Terry was also making tent pegs with a traditional stock knife and the rounds of ash quickly transformed themselves into neat stacks of tent pegs.
This superb collection of bill hooks, axe heads and other greenwood working tools caught my eye. The collection includes billhooks from the Moss family of blacksmiths in Surrey and Sussex and some Somerset Fussell’s hooks.
This display of woodsman’s tools included a very nice U shaped shave for shaving the bark from poles. It caught my interest as I have an almost identical one that a friend donated to me. They are all hand made, often from old files and I was suprised how similar the two tools were. As we chatted I learnt that the tool had belonged to his grandfather and despite many offers he is not selling it. Meanwhilst the net he is making will be used for working with his ferrets.
Back at the Hampshire stand Alan Waters was converting a trailer load of birch faggots into a load of pimps.

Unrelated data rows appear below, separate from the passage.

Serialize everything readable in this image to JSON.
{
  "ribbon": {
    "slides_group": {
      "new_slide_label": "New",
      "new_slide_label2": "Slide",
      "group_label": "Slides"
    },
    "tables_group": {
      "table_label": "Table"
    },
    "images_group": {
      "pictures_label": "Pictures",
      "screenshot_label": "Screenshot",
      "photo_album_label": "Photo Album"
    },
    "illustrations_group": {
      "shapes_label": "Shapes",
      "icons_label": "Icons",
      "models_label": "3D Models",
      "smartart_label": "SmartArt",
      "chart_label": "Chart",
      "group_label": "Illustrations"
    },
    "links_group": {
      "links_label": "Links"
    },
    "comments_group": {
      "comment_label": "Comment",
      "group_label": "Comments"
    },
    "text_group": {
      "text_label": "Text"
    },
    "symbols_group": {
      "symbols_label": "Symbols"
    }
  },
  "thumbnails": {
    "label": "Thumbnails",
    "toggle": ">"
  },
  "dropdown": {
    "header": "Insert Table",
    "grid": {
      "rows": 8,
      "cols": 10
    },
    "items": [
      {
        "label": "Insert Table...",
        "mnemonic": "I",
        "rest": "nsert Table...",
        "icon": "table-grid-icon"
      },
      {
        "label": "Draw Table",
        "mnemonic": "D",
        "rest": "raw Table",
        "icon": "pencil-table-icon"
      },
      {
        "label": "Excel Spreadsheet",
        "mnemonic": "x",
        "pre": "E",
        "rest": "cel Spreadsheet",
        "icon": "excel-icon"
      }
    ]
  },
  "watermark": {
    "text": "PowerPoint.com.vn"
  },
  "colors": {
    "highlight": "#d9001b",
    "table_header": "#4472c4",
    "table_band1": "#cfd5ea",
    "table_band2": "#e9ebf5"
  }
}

The traditional Sussex oimp is a handful of birch spray and cleft branch wood, firelighter and kindling in a single bundle. Each bundle of birch is chopped to length using a pimp cleaver, a massive single handed chopper with the birch clamped on a purpose built stand.
Twenty five bundles are then tightly compressed in a pimping engine and then tied with cord to make the roll.
A brief rest from wielding the enormous pimp cleaver. The strange alloy wheel is the front of Allan’s new Mare. A mare is a traditional barrow for use in the woods with an open frame for carrying cord, poles and faggots and a much larger wheel for coping with the rough ground. I’ve been meaning to make one for some time. both for using at my charcoal site and also for use at shows so seeing Alan’s has spurred me onto another project.